Multi-agent deep reinforcement learning (MADRL) has shown remarkable advancements in the past decade. However, most current MADRL models focus on task-specific short-horizon problems involving a small number of agents, limiting their applicability to long-horizon planning in complex environments. Hierarchical multiagent models offer a promising solution by organizing agents into different levels, effectively addressing tasks with varying planning horizons. However, these models often face constraints related to the number of agents or levels of hierarchies. This paper introduces HiSOMA, a novel hierarchical multi-agent model designed to handle long-horizon, multi-agent, multi-task decision-making problems. The top-level controller, FALCON, is modeled as a class of self-organizing neural networks (SONN), designed to learn high-level decision rules as internal cognitive codes to modulate middle-level controllers in a fast and incremental manner. The middle-level controllers, MADRL models, in turn receive modulatory signals from the higher level and regulate bottom-level controllers, which learn individual action policies generating primitive actions and interacting directly with the environment. Extensive experiments across different levels of the hierarchical model demonstrate HiSOMA’s efficiency in tackling challenging long-horizon problems, surpassing a number of non-hierarchical MADRL approaches. Moreover, its modular design allows for extension into deeper hierarchies and application to more complex tasks with heterogeneous controllers. Demonstration videos and codes can be found on our project web page: https://smu-ncc.github.io.
Cooperative multi-agent reinforcement learning methods aim to learn effective collaborative behaviours of multiple agents performing complex tasks. However, existing MARL methods are commonly proposed for fairly small-scale multi-agent benchmark problems, wherein both the number of agents and the length of the time horizons are typically restricted.
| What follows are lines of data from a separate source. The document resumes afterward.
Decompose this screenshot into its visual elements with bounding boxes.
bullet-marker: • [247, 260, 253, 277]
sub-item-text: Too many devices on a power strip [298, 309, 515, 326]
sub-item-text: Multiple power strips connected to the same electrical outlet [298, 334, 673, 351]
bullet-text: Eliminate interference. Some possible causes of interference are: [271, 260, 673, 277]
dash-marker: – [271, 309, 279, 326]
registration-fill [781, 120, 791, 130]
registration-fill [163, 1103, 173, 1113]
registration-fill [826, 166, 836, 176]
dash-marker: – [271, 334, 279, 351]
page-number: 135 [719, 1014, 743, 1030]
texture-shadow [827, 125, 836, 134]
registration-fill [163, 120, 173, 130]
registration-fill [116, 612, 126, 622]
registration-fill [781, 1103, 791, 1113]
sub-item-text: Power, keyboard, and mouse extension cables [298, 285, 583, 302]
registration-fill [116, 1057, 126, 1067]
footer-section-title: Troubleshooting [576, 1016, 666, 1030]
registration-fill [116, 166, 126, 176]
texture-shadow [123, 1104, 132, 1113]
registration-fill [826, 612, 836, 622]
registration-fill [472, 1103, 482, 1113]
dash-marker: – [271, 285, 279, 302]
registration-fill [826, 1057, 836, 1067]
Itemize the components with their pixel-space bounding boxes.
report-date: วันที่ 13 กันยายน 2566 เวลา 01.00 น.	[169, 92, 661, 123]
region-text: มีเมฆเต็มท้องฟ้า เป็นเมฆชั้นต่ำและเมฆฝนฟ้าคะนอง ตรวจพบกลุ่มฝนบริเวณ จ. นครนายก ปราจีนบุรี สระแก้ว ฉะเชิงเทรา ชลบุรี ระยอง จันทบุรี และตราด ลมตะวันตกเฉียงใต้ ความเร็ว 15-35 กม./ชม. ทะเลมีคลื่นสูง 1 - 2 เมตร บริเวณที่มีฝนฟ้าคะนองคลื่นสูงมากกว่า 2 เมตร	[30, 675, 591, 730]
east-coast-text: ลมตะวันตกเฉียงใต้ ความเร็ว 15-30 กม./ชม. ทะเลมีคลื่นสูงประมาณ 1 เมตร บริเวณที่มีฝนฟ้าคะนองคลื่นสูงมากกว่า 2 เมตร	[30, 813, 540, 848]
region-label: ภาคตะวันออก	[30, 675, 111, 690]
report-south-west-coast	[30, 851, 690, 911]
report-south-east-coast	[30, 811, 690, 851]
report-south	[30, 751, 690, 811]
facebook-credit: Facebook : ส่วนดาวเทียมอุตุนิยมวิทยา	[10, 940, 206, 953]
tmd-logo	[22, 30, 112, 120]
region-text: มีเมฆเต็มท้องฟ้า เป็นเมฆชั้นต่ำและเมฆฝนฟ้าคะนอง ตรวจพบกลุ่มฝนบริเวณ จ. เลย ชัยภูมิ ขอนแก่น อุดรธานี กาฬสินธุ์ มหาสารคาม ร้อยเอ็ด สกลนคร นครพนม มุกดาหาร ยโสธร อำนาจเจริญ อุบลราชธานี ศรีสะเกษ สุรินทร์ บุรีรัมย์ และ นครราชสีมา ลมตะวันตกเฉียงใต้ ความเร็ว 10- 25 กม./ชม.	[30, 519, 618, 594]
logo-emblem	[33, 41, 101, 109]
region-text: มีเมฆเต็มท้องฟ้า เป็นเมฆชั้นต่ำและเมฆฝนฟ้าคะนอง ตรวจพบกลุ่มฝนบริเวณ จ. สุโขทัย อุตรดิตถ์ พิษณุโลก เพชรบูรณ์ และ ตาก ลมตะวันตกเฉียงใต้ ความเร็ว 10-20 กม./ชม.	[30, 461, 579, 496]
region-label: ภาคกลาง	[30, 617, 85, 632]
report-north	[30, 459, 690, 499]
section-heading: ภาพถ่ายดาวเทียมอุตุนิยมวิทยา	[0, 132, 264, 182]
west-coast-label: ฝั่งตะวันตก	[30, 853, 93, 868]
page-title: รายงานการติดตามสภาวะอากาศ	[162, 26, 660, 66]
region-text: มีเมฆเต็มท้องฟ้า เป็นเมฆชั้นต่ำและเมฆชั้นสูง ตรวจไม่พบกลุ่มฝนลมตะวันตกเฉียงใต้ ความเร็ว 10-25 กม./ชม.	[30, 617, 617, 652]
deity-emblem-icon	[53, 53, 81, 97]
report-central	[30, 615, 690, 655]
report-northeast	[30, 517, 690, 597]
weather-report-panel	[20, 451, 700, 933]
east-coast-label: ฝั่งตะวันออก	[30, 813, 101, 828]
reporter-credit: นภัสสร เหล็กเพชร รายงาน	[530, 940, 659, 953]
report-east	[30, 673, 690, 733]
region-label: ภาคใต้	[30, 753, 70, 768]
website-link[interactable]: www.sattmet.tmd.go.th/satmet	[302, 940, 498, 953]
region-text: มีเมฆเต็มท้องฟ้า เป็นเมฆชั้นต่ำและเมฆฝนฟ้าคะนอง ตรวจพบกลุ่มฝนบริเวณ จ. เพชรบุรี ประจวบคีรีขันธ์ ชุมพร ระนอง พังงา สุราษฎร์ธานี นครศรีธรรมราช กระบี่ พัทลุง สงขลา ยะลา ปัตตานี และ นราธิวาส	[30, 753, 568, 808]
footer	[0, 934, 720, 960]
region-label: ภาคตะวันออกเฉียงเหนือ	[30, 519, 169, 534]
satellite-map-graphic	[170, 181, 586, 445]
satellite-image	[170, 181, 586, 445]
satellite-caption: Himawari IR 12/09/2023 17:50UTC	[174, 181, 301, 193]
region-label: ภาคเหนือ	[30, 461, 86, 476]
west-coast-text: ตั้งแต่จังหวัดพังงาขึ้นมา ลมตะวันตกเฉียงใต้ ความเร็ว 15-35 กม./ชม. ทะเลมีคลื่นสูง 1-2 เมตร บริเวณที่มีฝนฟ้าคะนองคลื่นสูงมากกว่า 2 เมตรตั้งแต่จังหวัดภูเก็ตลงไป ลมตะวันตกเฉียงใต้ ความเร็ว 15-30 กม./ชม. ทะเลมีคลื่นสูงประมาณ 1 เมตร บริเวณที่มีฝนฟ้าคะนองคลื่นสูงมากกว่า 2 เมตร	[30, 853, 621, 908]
My initial work investigates hierarchical controls of multi-agent systems, where a unified overarching framework coordinates multiple smaller multi-agent subsystems, tackling complex, long-horizon tasks that involve multiple objectives. Addressing another critical need in the field, my research introduces a comprehensive benchmark for evaluating MARL methods in long-horizon, multi-agent, and multi-objective scenarios. This benchmark aims to fill the current gap in the MARL community for assessing methodologies in more complex and realistic scenarios. My dissertation would focus on proposing and evaluating methods for scaling up multi-agent systems in two aspects: structural-wise increasing the number of reinforcement learning agents and temporal-wise extending the planning horizon and complexity of problem domains that agents are deployed in.
This paper introduces a method to explain MADRL agents’ behaviors by abstracting their actions into high-level strategies. Particularly, a spatio-temporal neural network model is applied to encode the agents’ sequences of actions as memory episodes wherein an aggregating memory retrieval can generalize them into a concise abstract representation of collective strategies. To assess the effectiveness of our method, we applied it to explain the actions of QMIX MADRL agents playing a StarCraft Multi-agent Challenge (SMAC) video game. A user study on the perceived explainability of the extracted strategies indicates that our method can provide comprehensible explanations at various levels of granularity.
Current MARL benchmarks fall short in simulating realistic scenarios, particularly those involving long action sequences with sequential tasks and multiple conflicting objectives. Addressing this gap, we introduce Multi-Objective SMAC (MOSMAC), a novel MARL benchmark tailored to assess MARL methods on tasks with varying time horizons and multiple objectives. Each MOSMAC task contains one or multiple sequential subtasks. Agents are required to simultaneously balance between two objectives - combat and navigation - to successfully complete each subtask. Our evaluation of nine state-of-the-art MARL algorithms reveals that MOSMAC presents substantial challenges to many state-of-the-art MARL methods and effectively fills a critical gap in existing benchmarks for both single-objective and multi-objective MARL research.
Although Multi-agent Deep Reinforcement Learning (MADRL) has shown promising results in solving complex real-world problems, the applicability and reliability of MADRL models are often limited by a lack of understanding of their inner workings for explaining the decisions made. To address this issue, this paper proposes a novel method for explaining MADRL by generalizing the sequences of action events performed by agents into high-level abstract strategies using a spatio-temporal neural network model. Specifically, an interval-based memory retrieval procedure is developed to generalize the encoded sequences of action events over time into short sequential patterns. In addition, two abstraction algorithms are introduced, one for abstracting action events across multiple agents and the other for further abstracting the episodes over time into short sequential patterns, which can then be translated into symbolic form for interpretation. We evaluate the proposed method using the StarCraft Multi Agent Challenge (SMAC) benchmark task, which shows that the method is able to derive high-level explanations of MADRL models at various levels of granularity.